Non, pas nécessairement. En effet, l’endormissement du salarié au travail peut résulter du comportement de l’employeur qui méconnaît son obligation de préserver la santé de ses salariés en ne respectant pas le droit au repos.
Un arrêt de la Cour de cassation du 12 décembre 2018 illustre clairement ce cas.
Dans cette affaire, un agent de sécurité avait été licencié pour faute après s’être endormi à son poste de travail. Son employeur lui reprochait un comportement imprudent car il était chargé de la surveillance des locaux de l’entreprise. En s’assoupissant, il avait ainsi laissé ainsi l’accès aux locaux entièrement libre. Par ailleurs, la clé des locaux était posée devant lui à la portée de tous.
Pour sa défense, le salarié avait invoqué une inadaptation entre son temps de repos et son temps de travail. Il avait assuré 72 heures de travail les jours précédents alors que les dispositions légales et conventionnelles fixaient la durée maximale hebdomadaire à 48 heures.

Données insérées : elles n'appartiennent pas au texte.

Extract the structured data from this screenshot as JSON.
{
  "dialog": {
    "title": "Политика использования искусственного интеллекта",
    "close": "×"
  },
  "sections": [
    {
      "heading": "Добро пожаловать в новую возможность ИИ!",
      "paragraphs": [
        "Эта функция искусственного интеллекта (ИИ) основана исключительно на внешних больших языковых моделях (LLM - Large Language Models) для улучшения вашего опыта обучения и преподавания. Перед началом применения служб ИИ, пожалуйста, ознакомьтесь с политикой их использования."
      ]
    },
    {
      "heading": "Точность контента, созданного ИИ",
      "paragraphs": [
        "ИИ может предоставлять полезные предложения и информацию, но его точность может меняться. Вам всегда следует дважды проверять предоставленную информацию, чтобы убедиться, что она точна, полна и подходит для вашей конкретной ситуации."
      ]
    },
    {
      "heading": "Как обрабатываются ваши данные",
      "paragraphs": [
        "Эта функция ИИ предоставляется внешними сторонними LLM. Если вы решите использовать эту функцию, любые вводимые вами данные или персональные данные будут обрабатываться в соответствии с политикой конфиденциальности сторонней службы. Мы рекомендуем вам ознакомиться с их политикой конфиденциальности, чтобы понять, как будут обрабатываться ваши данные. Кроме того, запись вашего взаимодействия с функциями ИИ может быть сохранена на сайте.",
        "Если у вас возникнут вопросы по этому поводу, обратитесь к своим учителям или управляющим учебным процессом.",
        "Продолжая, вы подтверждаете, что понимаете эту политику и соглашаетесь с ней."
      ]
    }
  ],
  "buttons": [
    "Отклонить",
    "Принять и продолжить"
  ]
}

La cour d’appel de Colmar, dans un arrêt du 7 mars 2017 (n° 15/03621 Sarl Sécuritas France) avait considéré le licenciement du salarié pour faute grave injustifié. Les juges du fond avaient notamment invoqué l’ancienneté conséquente du salarié dans son métier et le fait qu’il n’avait jamais eu un comportement répréhensible. Dès lors, son endormissement à son poste de travail était consécutif à une fatigue excessive résultant des 72 heures de travail accomplies les jours précédents.
La Cour de cassation suit le raisonnement de la cour d’appel. Elle estime que l’employeur a méconnu son obligation de préserver la santé du salarié par la violation du droit à la santé et au repos. La faute grave n’était dès lors pas caractérisée.
Quels enseignements tirer de cette jurisprudence ?
D’une part, l’employeur doit veiller à bien respecter les limites maximales de la durée du travail hebdomadaire prévues par le code du travail et la convention collective nationale applicable à l’entreprise. A défaut, l’employeur n’est pas fondé à en imputer les conséquences au salarié.
D’autre part, s’endormir au travail pourrait constituer une faute du salarié et entraîner le licenciement du salarié si la faute lui était entièrement imputable.